# Building a simple database from a small experiment
In this tutorial we'll take a small experiment which includes raw localizations, widefield images, and metadata and build them into a database. The database will exist within an [HDF](https://www.hdfgroup.org/) file. The organization of the data inside the file will be handled by B-Store.

In [1]:
# Import the essential bstore libraries
from bstore import database, parsers

# This is part of Python 3.4 and greater and not part of B-Store
from pathlib import Path

## Before starting: Get the test data
You can get the test data for this tutorial from the B-Store test repository at https://github.com/kmdouglass/bstore_test_files. Clone or download the files and change the filename below to point to the folder *test_experiment_2* within this repository.

In [6]:
dataDirectory = Path('../../bstore_test_files/test_experiment_2/') # ../ means go up one directory level

# Step one: Create a parser to read the datasets
In this step, we'll create a parser that can read the files that are stored inside the test data directory. The default parser that comes with B-Store is called `MMParser` and is short for Micro-Manager parser. This is the parser that we use to read datasets that were generated by Micro-Manager and our own localization computing software.

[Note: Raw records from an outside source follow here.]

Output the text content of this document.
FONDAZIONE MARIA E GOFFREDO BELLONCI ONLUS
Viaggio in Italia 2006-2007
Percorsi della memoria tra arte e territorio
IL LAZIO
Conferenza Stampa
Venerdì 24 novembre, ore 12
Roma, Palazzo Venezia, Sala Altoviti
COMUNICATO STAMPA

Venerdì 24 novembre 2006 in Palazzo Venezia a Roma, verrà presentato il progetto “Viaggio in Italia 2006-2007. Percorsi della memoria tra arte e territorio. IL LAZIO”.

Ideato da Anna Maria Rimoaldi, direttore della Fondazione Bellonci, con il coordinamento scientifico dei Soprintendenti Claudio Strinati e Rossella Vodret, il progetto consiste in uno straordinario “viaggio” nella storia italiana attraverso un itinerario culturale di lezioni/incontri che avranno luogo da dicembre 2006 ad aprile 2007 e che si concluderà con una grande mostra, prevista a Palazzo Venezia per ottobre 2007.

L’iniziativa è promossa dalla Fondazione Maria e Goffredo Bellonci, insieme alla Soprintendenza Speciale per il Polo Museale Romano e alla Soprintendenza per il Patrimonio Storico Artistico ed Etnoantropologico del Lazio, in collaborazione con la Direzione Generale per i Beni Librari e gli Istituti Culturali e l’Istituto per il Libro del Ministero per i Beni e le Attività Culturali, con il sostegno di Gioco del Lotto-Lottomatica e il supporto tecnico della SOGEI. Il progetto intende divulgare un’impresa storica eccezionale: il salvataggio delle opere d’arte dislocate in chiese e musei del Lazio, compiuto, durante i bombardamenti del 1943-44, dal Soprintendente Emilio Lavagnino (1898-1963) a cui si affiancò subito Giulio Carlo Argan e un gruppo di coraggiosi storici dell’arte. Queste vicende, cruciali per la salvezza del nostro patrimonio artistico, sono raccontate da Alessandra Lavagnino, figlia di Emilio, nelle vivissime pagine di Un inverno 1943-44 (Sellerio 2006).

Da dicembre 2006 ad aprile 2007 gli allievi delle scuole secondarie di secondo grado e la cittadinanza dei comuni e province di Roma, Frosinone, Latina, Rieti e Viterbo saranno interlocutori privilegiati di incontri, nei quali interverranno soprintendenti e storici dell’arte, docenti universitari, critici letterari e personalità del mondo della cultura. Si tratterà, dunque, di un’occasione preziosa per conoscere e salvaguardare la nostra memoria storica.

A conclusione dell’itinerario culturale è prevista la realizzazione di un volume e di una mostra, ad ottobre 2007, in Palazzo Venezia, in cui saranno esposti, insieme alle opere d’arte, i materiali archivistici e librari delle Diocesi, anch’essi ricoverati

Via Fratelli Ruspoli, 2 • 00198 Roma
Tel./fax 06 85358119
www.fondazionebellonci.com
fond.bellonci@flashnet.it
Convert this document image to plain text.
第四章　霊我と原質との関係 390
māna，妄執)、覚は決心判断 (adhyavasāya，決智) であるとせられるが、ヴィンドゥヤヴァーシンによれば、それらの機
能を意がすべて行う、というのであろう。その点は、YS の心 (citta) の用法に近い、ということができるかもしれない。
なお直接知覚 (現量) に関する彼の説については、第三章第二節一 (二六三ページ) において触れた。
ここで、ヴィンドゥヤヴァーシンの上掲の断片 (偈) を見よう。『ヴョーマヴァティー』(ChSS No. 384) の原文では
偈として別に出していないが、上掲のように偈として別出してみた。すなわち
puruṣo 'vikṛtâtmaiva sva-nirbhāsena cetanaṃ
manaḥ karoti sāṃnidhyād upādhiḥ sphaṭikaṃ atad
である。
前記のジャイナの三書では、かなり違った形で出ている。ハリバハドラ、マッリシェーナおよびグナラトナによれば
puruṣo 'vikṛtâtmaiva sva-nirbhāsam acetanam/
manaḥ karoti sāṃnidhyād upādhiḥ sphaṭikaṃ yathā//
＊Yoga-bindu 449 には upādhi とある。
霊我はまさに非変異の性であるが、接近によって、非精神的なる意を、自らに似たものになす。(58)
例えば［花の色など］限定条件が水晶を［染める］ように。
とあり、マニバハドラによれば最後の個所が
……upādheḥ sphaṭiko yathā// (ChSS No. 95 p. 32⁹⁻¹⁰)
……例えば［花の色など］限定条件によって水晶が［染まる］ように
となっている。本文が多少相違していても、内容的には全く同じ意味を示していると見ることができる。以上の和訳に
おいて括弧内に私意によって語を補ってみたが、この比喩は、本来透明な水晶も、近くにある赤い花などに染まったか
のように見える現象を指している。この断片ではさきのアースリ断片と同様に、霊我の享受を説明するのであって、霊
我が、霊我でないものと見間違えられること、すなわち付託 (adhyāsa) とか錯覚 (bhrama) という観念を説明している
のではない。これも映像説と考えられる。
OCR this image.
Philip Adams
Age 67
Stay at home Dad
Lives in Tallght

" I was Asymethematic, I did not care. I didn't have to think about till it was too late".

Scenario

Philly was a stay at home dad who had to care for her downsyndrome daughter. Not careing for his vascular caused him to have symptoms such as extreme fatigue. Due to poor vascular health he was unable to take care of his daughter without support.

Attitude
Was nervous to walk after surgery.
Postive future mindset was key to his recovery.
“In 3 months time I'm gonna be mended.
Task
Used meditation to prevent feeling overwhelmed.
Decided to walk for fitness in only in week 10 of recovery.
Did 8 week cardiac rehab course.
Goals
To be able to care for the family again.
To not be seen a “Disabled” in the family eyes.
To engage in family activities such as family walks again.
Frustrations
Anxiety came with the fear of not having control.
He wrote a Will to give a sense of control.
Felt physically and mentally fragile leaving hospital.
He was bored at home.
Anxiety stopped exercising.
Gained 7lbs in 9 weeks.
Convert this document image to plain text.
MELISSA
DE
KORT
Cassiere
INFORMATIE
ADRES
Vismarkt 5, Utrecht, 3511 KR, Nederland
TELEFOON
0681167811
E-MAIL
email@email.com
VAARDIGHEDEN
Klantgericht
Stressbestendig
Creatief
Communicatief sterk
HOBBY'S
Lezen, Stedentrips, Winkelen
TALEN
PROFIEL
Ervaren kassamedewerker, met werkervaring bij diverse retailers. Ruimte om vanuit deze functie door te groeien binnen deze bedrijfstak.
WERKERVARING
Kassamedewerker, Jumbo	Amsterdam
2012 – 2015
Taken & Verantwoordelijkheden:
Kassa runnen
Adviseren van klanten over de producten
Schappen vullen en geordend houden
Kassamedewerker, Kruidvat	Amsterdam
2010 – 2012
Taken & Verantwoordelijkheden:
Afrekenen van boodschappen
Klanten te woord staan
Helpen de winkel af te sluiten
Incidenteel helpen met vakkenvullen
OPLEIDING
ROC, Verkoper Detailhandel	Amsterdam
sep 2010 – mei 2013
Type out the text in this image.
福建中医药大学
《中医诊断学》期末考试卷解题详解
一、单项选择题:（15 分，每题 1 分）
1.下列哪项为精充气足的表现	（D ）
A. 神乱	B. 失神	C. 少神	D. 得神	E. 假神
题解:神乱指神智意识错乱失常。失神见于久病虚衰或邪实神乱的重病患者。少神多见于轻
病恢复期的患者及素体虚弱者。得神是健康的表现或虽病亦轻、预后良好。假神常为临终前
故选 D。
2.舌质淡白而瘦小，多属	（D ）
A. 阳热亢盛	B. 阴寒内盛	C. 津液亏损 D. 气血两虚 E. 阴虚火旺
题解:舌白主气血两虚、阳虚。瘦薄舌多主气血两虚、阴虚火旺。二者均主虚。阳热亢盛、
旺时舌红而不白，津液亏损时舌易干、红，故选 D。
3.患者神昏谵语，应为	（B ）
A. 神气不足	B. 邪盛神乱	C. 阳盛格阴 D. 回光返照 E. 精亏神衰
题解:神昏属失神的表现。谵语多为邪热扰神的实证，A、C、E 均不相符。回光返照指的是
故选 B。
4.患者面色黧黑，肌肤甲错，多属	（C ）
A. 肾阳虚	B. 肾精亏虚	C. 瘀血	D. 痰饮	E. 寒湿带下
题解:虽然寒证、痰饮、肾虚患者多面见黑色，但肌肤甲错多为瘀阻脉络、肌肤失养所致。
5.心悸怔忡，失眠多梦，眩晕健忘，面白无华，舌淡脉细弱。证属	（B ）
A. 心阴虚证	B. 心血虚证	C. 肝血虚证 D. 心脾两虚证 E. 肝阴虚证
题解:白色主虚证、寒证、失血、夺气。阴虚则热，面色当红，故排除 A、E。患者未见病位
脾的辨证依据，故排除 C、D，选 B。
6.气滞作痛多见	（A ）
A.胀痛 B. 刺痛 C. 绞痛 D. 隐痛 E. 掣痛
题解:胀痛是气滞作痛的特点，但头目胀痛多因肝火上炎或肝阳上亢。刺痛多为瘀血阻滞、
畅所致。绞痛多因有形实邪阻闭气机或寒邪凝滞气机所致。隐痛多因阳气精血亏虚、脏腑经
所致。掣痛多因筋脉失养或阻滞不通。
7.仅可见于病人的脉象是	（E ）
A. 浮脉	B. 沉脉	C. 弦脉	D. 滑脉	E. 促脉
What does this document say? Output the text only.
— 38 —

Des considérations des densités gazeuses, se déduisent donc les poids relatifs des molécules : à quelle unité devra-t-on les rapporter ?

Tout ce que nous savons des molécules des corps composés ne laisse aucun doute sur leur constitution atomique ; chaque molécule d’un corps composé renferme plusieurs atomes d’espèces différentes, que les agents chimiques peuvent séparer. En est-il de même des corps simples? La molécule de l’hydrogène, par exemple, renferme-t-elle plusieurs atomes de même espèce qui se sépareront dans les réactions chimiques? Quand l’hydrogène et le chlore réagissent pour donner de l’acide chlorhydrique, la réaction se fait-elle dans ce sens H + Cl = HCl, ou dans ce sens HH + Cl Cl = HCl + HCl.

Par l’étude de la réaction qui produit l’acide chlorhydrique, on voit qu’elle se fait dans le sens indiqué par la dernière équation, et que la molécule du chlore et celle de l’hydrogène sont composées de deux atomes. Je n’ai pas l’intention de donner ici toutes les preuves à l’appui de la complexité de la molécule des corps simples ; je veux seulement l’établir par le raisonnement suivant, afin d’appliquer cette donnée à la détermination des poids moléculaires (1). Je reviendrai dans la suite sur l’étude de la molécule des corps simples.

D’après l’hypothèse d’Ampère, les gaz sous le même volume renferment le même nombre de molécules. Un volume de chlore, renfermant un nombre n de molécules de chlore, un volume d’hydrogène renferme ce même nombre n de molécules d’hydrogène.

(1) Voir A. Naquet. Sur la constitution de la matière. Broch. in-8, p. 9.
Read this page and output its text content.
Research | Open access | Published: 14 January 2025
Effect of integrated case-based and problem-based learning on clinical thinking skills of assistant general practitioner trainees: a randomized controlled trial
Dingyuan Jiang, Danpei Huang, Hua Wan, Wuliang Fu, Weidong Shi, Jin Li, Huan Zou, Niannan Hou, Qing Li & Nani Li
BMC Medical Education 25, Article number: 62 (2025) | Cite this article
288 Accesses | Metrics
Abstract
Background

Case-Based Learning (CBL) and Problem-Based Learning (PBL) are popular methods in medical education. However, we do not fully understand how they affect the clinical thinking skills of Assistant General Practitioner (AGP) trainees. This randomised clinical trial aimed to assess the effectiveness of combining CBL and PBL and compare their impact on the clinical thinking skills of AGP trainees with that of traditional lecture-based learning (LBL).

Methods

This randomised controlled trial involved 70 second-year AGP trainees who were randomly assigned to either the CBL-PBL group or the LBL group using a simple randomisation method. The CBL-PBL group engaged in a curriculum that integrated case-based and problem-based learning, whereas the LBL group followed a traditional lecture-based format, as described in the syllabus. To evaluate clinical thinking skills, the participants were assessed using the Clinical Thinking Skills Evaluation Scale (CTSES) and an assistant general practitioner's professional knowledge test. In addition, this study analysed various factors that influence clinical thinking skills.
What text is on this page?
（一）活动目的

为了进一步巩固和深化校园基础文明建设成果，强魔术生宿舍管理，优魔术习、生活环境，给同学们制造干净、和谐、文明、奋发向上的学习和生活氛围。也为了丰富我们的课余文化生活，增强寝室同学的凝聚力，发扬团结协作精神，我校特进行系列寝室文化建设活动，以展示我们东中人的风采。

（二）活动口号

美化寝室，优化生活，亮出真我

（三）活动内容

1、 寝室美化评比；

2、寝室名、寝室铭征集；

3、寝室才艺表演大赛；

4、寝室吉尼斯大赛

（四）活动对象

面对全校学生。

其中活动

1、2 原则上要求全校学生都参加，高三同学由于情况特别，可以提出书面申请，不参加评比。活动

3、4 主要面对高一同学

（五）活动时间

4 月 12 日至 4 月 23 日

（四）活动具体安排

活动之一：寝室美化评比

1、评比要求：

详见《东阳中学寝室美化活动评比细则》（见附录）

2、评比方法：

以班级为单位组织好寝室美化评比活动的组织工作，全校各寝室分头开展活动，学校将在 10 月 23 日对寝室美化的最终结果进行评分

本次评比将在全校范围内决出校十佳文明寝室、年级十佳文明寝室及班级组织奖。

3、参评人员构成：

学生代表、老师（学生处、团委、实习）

In a later tutorial, we'll show you how to write a simple parser to parse your own datasets.

In [2]:
# Create the parser
parser = parsers.MMParser()

And that's it! Of course, this step is easy if a parser already exists for your data.

We're also ignorning some optional arguments inside the `MMParser()` constructor, but we'll get to those in a later tutorial.

# Step two: Create the empty database object
The database object is what Python uses to build a database inside an HDF file. When we create the object, we specify a path to the file where the information will be stored.

Note that no file is created until data is actually put into the database.

In [5]:
# The path is relative to this notebook.
# Altnernatively, you could send a Path object to HDFDatabase constructor.
dbName = 'myFirstDatabase.h5'
myDB   = database.HDFDatabase(dbName)

# Step three: Build the database
Now comes the fun part. We build the database by using the HDFDatabase's `build()` method. To do this, we need to send a few required arguments to the method. These are:

1. parser - The parser to use when interpreting the data files
2. searchDirectory - The parent directory containing subdirectories with all the experimental data

There are also a few optional arguments whose defaults we will override to match our data files naming patterns. These optional arguments are

1. locResultsString - A string at the end of all raw localization file names, including the file type
2. locMetadataString - Same as above, but for metadata associated with the localization files
3. widefieldImageString - A string at the end of of the file names of any widefield images in the directory

Finally, there is a boolean argument named `dryRun`. If you set this to True, the build method won't actually create the database. It will however return a structure that tells you what datasets were successfully parsed and capable of insertion into the database. By default, `dryRun` is set to False.

In [9]:
# TODO: Make column names in the test dataset without spaces and use those as the test data
# TODO: Do a dry run build
#myDB.build()